Изменить стиль страницы

Я, кажется, невольно увлекся и чересчур затянул рассказ о путешествии по Испании, однако ж все иберийские воспоминания как-то по-особому притягательны для воображения.

Путь наш в Гранаду лежал через горы, еле заметными тропами, где, по слухам, хозяйничают разбойники, так что мы приняли все необходимые предосторожности. Самая ценная часть наших пожитков была отправлена с оказией днем-двумя раньше; при нас остались только платье, скудные дорожные пожитки и деньги на расходы — с некоторым избытком на откуп от грабителей, если рыцари с большой дороги удостоят нас нападения. Беда, коли прижимистый путник воздержится от этой предосторожности и попадет к ним в лапы с пустым кошельком — ему, пожалуй, достанется от них на орехи за такую скаредность: «Неужели кабальеро должны рыскать по дорогам и рисковать виселицей за здорово живешь?»
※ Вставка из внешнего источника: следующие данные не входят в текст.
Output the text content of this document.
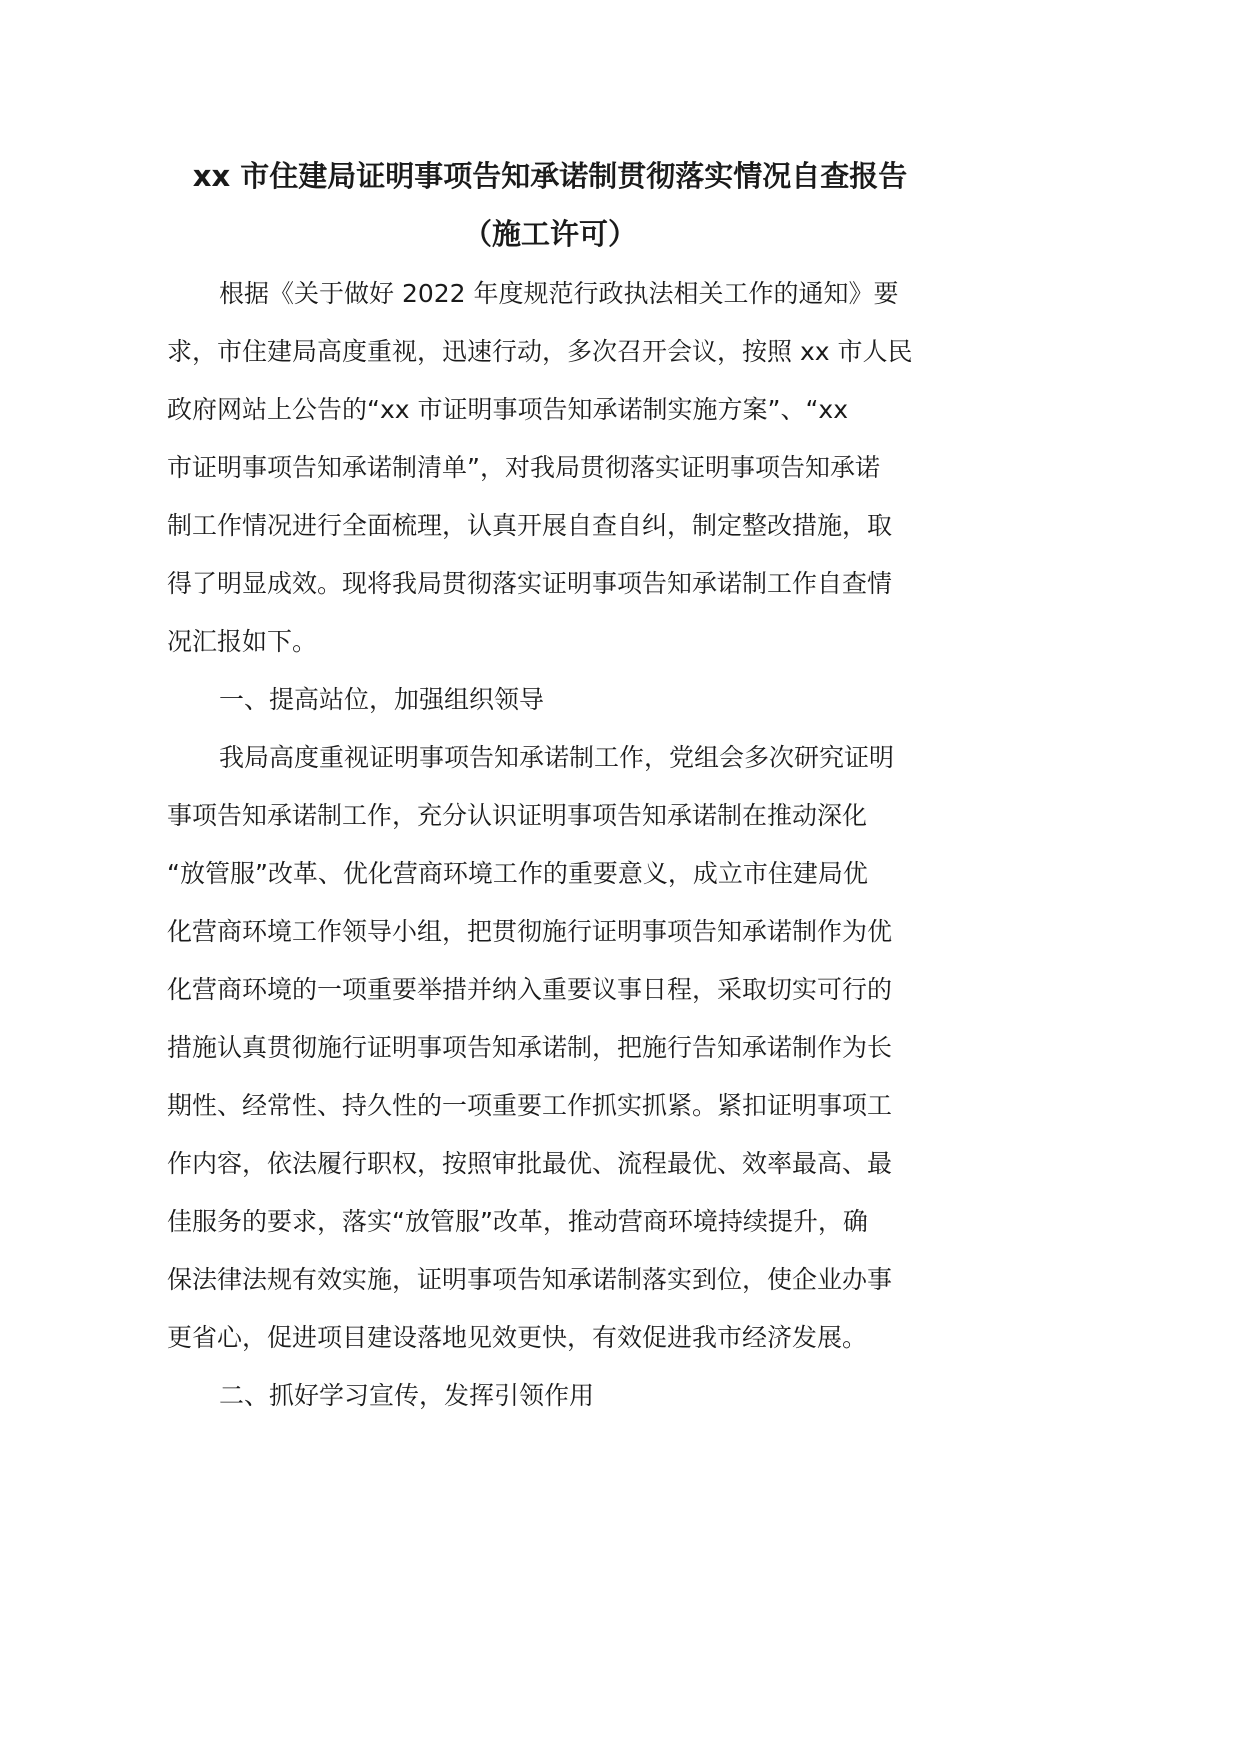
xx 市住建局证明事项告知承诺制贯彻落实情况自查报告
（施工许可）
根据《关于做好 2022 年度规范行政执法相关工作的通知》要
求，市住建局高度重视，迅速行动，多次召开会议，按照 xx 市人民
政府网站上公告的“xx 市证明事项告知承诺制实施方案”、“xx
市证明事项告知承诺制清单”，对我局贯彻落实证明事项告知承诺
制工作情况进行全面梳理，认真开展自查自纠，制定整改措施，取
得了明显成效。现将我局贯彻落实证明事项告知承诺制工作自查情
况汇报如下。
一、提高站位，加强组织领导
我局高度重视证明事项告知承诺制工作，党组会多次研究证明
事项告知承诺制工作，充分认识证明事项告知承诺制在推动深化
“放管服”改革、优化营商环境工作的重要意义，成立市住建局优
化营商环境工作领导小组，把贯彻施行证明事项告知承诺制作为优
化营商环境的一项重要举措并纳入重要议事日程，采取切实可行的
措施认真贯彻施行证明事项告知承诺制，把施行告知承诺制作为长
期性、经常性、持久性的一项重要工作抓实抓紧。紧扣证明事项工
作内容，依法履行职权，按照审批最优、流程最优、效率最高、最
佳服务的要求，落实“放管服”改革，推动营商环境持续提升，确
保法律法规有效实施，证明事项告知承诺制落实到位，使企业办事
更省心，促进项目建设落地见效更快，有效促进我市经济发展。
二、抓好学习宣传，发挥引领作用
Для нас нашлась пара крепких жеребцов; третьего, нагруженного нашей скудной поклажей, оседлал дюжий парень-бискаец лет двадцати — наш провожатый, конюх, лакей и в особенности телохранитель. По этому поводу он вооружился внушительным трабуко, которым пообещал защитить нас от всевозможных ратеро — пеших разбойников-одиночек; но если какая-нибудь банда, положим, «Сыны Эсихи», нападет гуртом, тут он, говоря по чести, бессилен. Вначале он очень хвастался своим оружием, но, увы, оно протряслось у него за седлом, даже и незаряженное.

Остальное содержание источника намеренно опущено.